Linden Farm Barn Restoration
Near Dickerson, MarylandThe Linden Farm, owned by Montgomery County, MD, is leased to the Sugarloaf Citizens Association for use as a Historic Agricultural Center. The site comprises four barns, which by the end of the 20th century had fallen into various states of disrepair.
FHTC was contracted to perform repairs on the following:
The first owner of the farm, a Mr. White, built the bank barn in the last decade of the 19th century. Repairs to this barn including lifting the 89-foot x 47-foot barn off its foundation and replacing all the bottom sills and several of the top plates and “side trees”; replacing numerous timbers – some measuring more than 26 feet long; removing and salvaging all exterior siding and replacing deteriorated material with new siding milled at our own sawmill; and installing a new galvanized steel standing seam metal roof. The restoration of this barn alone required more than 18,000 board feet of timber and boards.

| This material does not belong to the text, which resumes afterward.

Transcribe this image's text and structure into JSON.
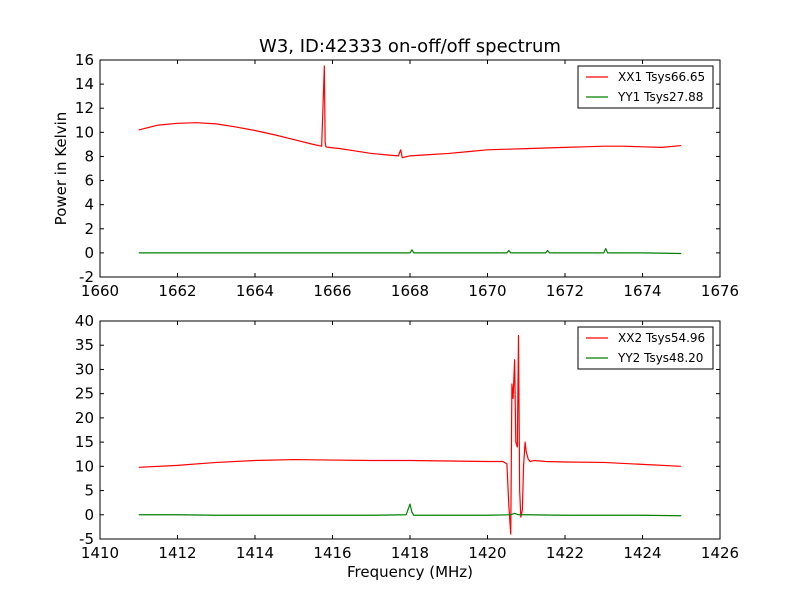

Mr. White also constructed a corn crib on the property which subsequent owners expanded into a machine shed with an addition. We replaced the timber sills and vaious framing members, installed a new foundation and new siding over most of the structure, and gave it a new standings seam galvanized roof.
After the Great Depression the farm went through a period of growth including the constuction of a 28 foot x 90 foot long loafing shed attached at a right angle to the original bank barn. Neglect all but erased that building and only about 1/3 of it was still standing by the time we began repairs. We reconstructed the collapsed framing and supplied and installed all new floor joists, flooring, siding, and roofing. This loafing shed accounted for most of the balance of the 26,000 board feet of timber and lumber that went into the Linden Farm restoration work.
Another mid-20th century construction was the gothic style dairy barn. Constructed of nailed-together laminated arches, it is said to be one of only three such barns still standing in this country. We performed various structural repairs, including replacing major sections of some of the arches, repairing roofing and flashing to stop water infiltration from destroying this historic landmark, and coating the entire roof with an elasotmeric paint to extend it's life by decades.